Chinese Business Culture
China, (People's Republic of China), is situated in eastern Asia, bounded by the Pacific in the east. The third largest country in the world, after Russia and Canada, it has an area of 9.6 million square kilometers, or one-fifteenth of the world's land mass. The border stretches over 22,000 kilometers on land and the coastline extends well over 18,000 kilometers.
China is a highly diverse country and its terrain varies from plains, deltas and hills in the east to mountains, high plateaux and deserts in the west. Less than one-sixth of China is suitable for agriculture and the most fertile areas lie in the eastern third of the country, which is economically the most developed region.
China has a marked continental monsoonal climate characterized by great variety. Northerly winds prevail in winter, while southerly winds reign in summer. The four seasons are quite distinct. The rainy season coincides with the hot season. From September to April the following year, the dry and cold winter monsoons from Siberia and Mongolia in the north gradually become weak as they reach the southern part of the country, resulting in cold and dry winters and great differences in temperature. The summer monsoons last from April to September.
There are three major hierarchies in China: the Chinese Communist Party (CCP), the government and the military. The supreme decision-making body in China is the CCP Politburo and its 9-member Standing Committee, which acts as a kind of 'inner cabinet', and is headed by the General Secretary of the Chinese Communist Party. The National People's Congress (NPC) is China's legislative body. It has a five-year membership and meets once a year in plenary session. However, in practice it is the CCP who takes all key decisions.
China has been one of the world's economic success stories since reforms began in 1978 and has recently overtaken Italy to become the sixth largest economy in the world (in purchasing power parity terms, China is the world's second biggest economy). Official figures show that GDP grew on average by well over 10% per annum until the mid-90s and currently stands at around 7-8% a year.
A growing share of China's economic growth has been generated in the private sector as the government has opened up industries to domestic and foreign competition, though the role of the state in ownership and planning remains extensive. China is the world's 6th largest trading nation. Its exports and imports of goods were valued at $ 326bn and $295bn respectively in 2002.
China's economic and social development challenges remain huge. These include reforming state-owned industries, overhauling the financial sector and raising the incomes of China's rural population. China's leaders have launched a campaign to develop China's western regions in an effort to slow down the widening income gap between China's more developed eastern and coastal areas and the interior. China's entry into the World Trade Organisation in December 2001 is further integrating China into the global economy.
Source: Foreign & Common Wealth Office UK
Chinese Business Culture
Avoid comparing Chinese events with parallel foreign ones
At times, during business meetings, comparisons with the West may occur automatically, but don't verbalize everything. It can be annoying to Chinese managers and can appear unappreciative. Don't make the West the standard for everything. When you're in China, be there.

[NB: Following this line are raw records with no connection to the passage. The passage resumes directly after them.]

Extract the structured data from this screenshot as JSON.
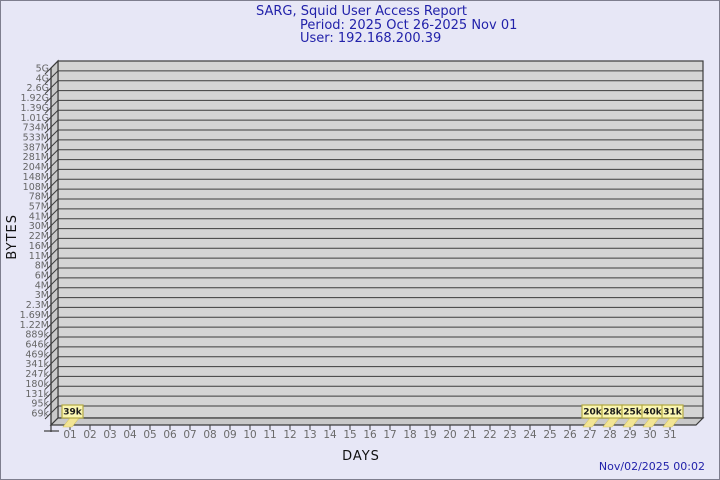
{
  "footer": {
    "timestamp": "Nov/02/2025 00:02"
  },
  "colors": {
    "background": "#e7e7f6",
    "title_text": "#2222aa",
    "timestamp_text": "#2222aa",
    "plot_fill": "#d4d4d4",
    "plot_side_fill": "#c9c9c9",
    "grid_line": "#3c3c3c",
    "axis_text": "#656565",
    "bar_fill": "#f2e494",
    "bar_border": "#d8c75e",
    "badge_fill": "#faf6b2",
    "badge_border": "#b3aa45"
  },
  "chart_data": {
    "type": "bar",
    "title": "SARG, Squid User Access Report",
    "subtitle_period": "Period: 2025 Oct 26-2025 Nov 01",
    "subtitle_user": "User: 192.168.200.39",
    "xlabel": "DAYS",
    "ylabel": "BYTES",
    "y_scale": "log",
    "grid": true,
    "legend": false,
    "ylim": [
      "69k",
      "5G"
    ],
    "y_tick_labels": [
      "5G",
      "4G",
      "2.6G",
      "1.92G",
      "1.39G",
      "1.01G",
      "734M",
      "533M",
      "387M",
      "281M",
      "204M",
      "148M",
      "108M",
      "78M",
      "57M",
      "41M",
      "30M",
      "22M",
      "16M",
      "11M",
      "8M",
      "6M",
      "4M",
      "3M",
      "2.3M",
      "1.69M",
      "1.22M",
      "889k",
      "646k",
      "469k",
      "341k",
      "247k",
      "180k",
      "131k",
      "95k",
      "69k"
    ],
    "days": [
      "01",
      "02",
      "03",
      "04",
      "05",
      "06",
      "07",
      "08",
      "09",
      "10",
      "11",
      "12",
      "13",
      "14",
      "15",
      "16",
      "17",
      "18",
      "19",
      "20",
      "21",
      "22",
      "23",
      "24",
      "25",
      "26",
      "27",
      "28",
      "29",
      "30",
      "31"
    ],
    "points": [
      {
        "day": "01",
        "bytes_label": "39k",
        "bytes": 39000
      },
      {
        "day": "27",
        "bytes_label": "20k",
        "bytes": 20000
      },
      {
        "day": "28",
        "bytes_label": "28k",
        "bytes": 28000
      },
      {
        "day": "29",
        "bytes_label": "25k",
        "bytes": 25000
      },
      {
        "day": "30",
        "bytes_label": "40k",
        "bytes": 40000
      },
      {
        "day": "31",
        "bytes_label": "31k",
        "bytes": 31000
      }
    ]
  }
}
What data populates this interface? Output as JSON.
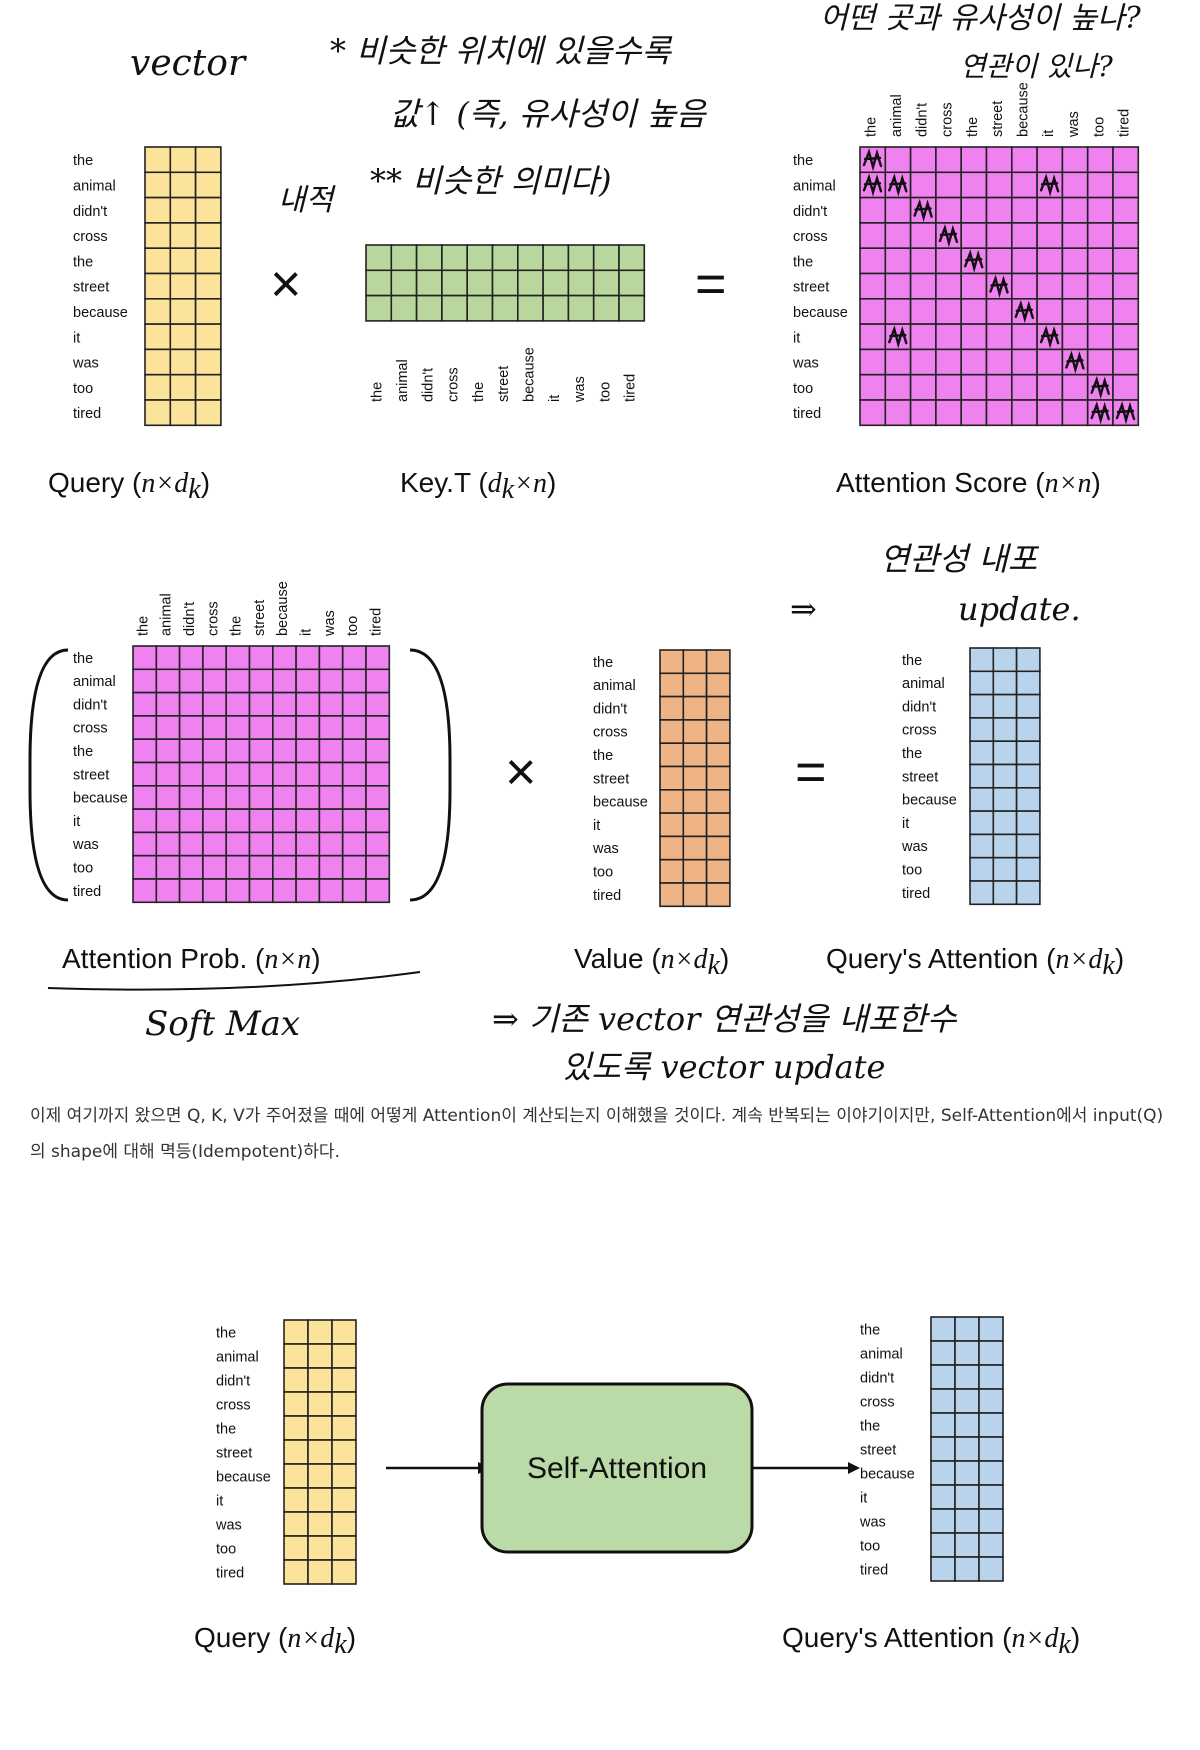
{
  "tokens": [
    "the",
    "animal",
    "didn't",
    "cross",
    "the",
    "street",
    "because",
    "it",
    "was",
    "too",
    "tired"
  ],
  "colors": {
    "query": "#fbe39a",
    "key": "#b9d79c",
    "score": "#ef82ef",
    "value": "#eeb486",
    "output": "#bad3ec",
    "self_attention_box": "#badba7"
  },
  "panel_titles": {
    "query": {
      "text": "Query (",
      "math": "n×d",
      "sub": "k",
      "end": ")"
    },
    "key": {
      "text": "Key.T (",
      "math": "d",
      "sub": "k",
      "math2": "×n",
      "end": ")"
    },
    "score": {
      "text": "Attention Score (",
      "math": "n×n",
      "end": ")"
    },
    "prob": {
      "text": "Attention Prob. (",
      "math": "n×n",
      "end": ")"
    },
    "value": {
      "text": "Value (",
      "math": "n×d",
      "sub": "k",
      "end": ")"
    },
    "output": {
      "text": "Query's Attention (",
      "math": "n×d",
      "sub": "k",
      "end": ")"
    },
    "query2": {
      "text": "Query (",
      "math": "n×d",
      "sub": "k",
      "end": ")"
    },
    "output2": {
      "text": "Query's Attention (",
      "math": "n×d",
      "sub": "k",
      "end": ")"
    }
  },
  "operators": {
    "times": "×",
    "equals": "="
  },
  "self_attention_label": "Self-Attention",
  "handwritten_notes": {
    "vector": "vector",
    "inner_product": "내적",
    "similar_position_1": "* 비슷한 위치에 있을수록",
    "similar_position_2": "값↑ (즉, 유사성이 높음",
    "similar_position_3": "** 비슷한 의미다)",
    "which_similar_1": "어떤 곳과 유사성이 높나?",
    "which_similar_2": "연관이 있나?",
    "relation_1": "연관성 내포",
    "relation_2": "update.",
    "softmax": "Soft Max",
    "existing_1": "⇒ 기존  vector  연관성을  내포한수",
    "existing_2": "있도록  vector  update"
  },
  "paragraph": "이제 여기까지 왔으면 Q, K, V가 주어졌을 때에 어떻게 Attention이 계산되는지 이해했을 것이다. 계속 반복되는 이야기이지만, Self-Attention에서 input(Q)의 shape에 대해 멱등(Idempotent)하다."
}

Don't overly praise Western values and lifestyles
This is just arrogance run wild. Hold back your inflated sense of cultural superiority, which is often unfounded. Such a faux pas would destroy the possibility of doing business in China.
Know Chinese business styles
Chinese business is guided by Chinese, not Western, values. The aggressive, backslapping, ‘let's get it on' Western approach just won't do. Western machismo will surely produce a Western fiasco in China.
In fact, instead of heightened male-driven models, you'd do much better adopting a more androgynous style - one marked by a quiet strength and a passive determination. Success in Chinese business requires a new style that combines both masculine and feminine qualities, strength and gentleness, both determination and flexibility. Linking competition with co-operation will serve you well during Chinese business meetings.
Coming to agreement rather than reaching a majority is a priority. Reaching an overall consensus is crucial in China. The key is to address each business person's wishes in the decision. Getting the entire business group to agree is the goal, even when it simply involves choosing a restaurant for dinner.
All business transactions seem to be exercises in bargaining. Almost everything requires bargaining: negotiating a lease for office space, establishing rates for executive's monthly consultant fees, negotiating prices on goods manufactured or establishing percentages on government contracts with major vendors.
So, be prepared. If you're looking to manufacture or establish joint ventures, know that the first price or percentage you're given is never the final number. It's only a starting point, and from there you and your Chinese partners will work your way to a second and third price or percentage.
Aversion to conflict or to any social disorder is high in China. Feeling ashamed in public is the ultimate taboo. Avoiding loss of face is primary. Thus, open disagreement between two business parties is avoided, since it would require one to lose face in public. Be sensitive to this: be aware that this is much more serious than simple embarrassment, and avoid any business situations that could cause or precipitate any public shame or embarrassment.